Estimant ne plus pouvoir se taire devant ce qu’ils qualifient de « ruine de nos valeurs » ayant permis tous les « abus, les errements et toutes les perversions qui sont la marque de fabrique de notre modèle sociétal actuel » et en raison de leur responsabilité d’anciens devant l’histoire et le peuple gabonais, les membres du collectif des anciens cadres, notables et dignitaires de la République ont décidé, le 18 mai dernier, devant les forces vives de la nation, de rompre avec le silence et de se lever contre l’indisponibilité temporaire « trop prolongée d’Ali Bongo ».
« Depuis le 24 octobre 2018, le sommet de l’exécutif gabonais pose problème.

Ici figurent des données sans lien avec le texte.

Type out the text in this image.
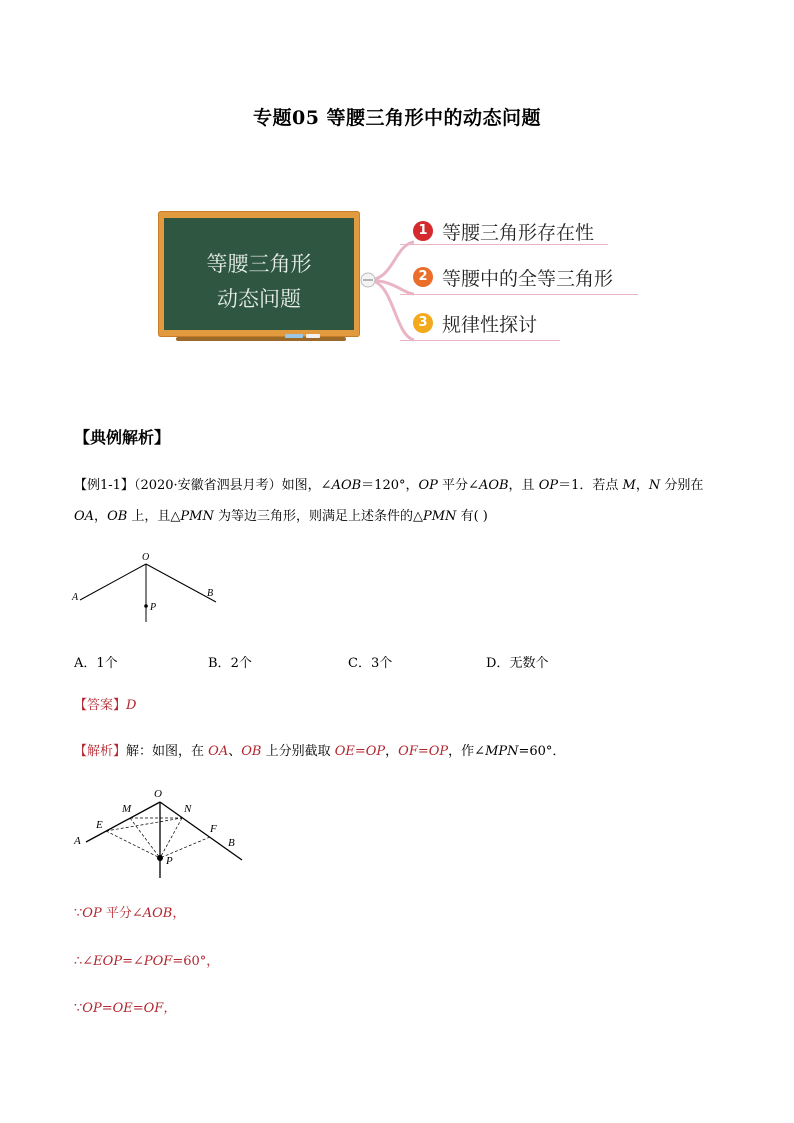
专题05 等腰三角形中的动态问题
等腰三角形
动态问题
1 等腰三角形存在性
2 等腰中的全等三角形
3 规律性探讨
【典例解析】
【例1-1】（2020·安徽省泗县月考）如图，∠AOB＝120°，OP 平分∠AOB，且 OP＝1．若点 M，N 分别在
OA，OB 上，且△PMN 为等边三角形，则满足上述条件的△PMN 有( )
O
A	B
P
A．1个	B．2个	C．3个	D．无数个
【答案】D
【解析】解：如图，在 OA、OB 上分别截取 OE=OP，OF=OP，作∠MPN=60°．
O
A	B
P
M	N
E	F
∵OP 平分∠AOB，
∴∠EOP=∠POF=60°，
∵OP=OE=OF，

Il y a une indisponibilité temporaire trop prolongée du chef de l’Etat. Face à une telle situation de blocage généralisé du pays, en partant du sommet de l’exécutif, il apparaît à tous et à chacun urgent et impératif de ne pas laisser la situation se perpétuer et donc, d’évacuer cette impression lancinante de vide du pouvoir, génératrice de multiples questionnements », a déclaré l’ancien ministre des Affaires étrangères sous Omar Bongo, Paul Malekou, mettant en garde les tenants du pouvoir contre toute tentative de « brouiller les pistes à travers des opérations d’enfumage et des montages fantasmagoriques ».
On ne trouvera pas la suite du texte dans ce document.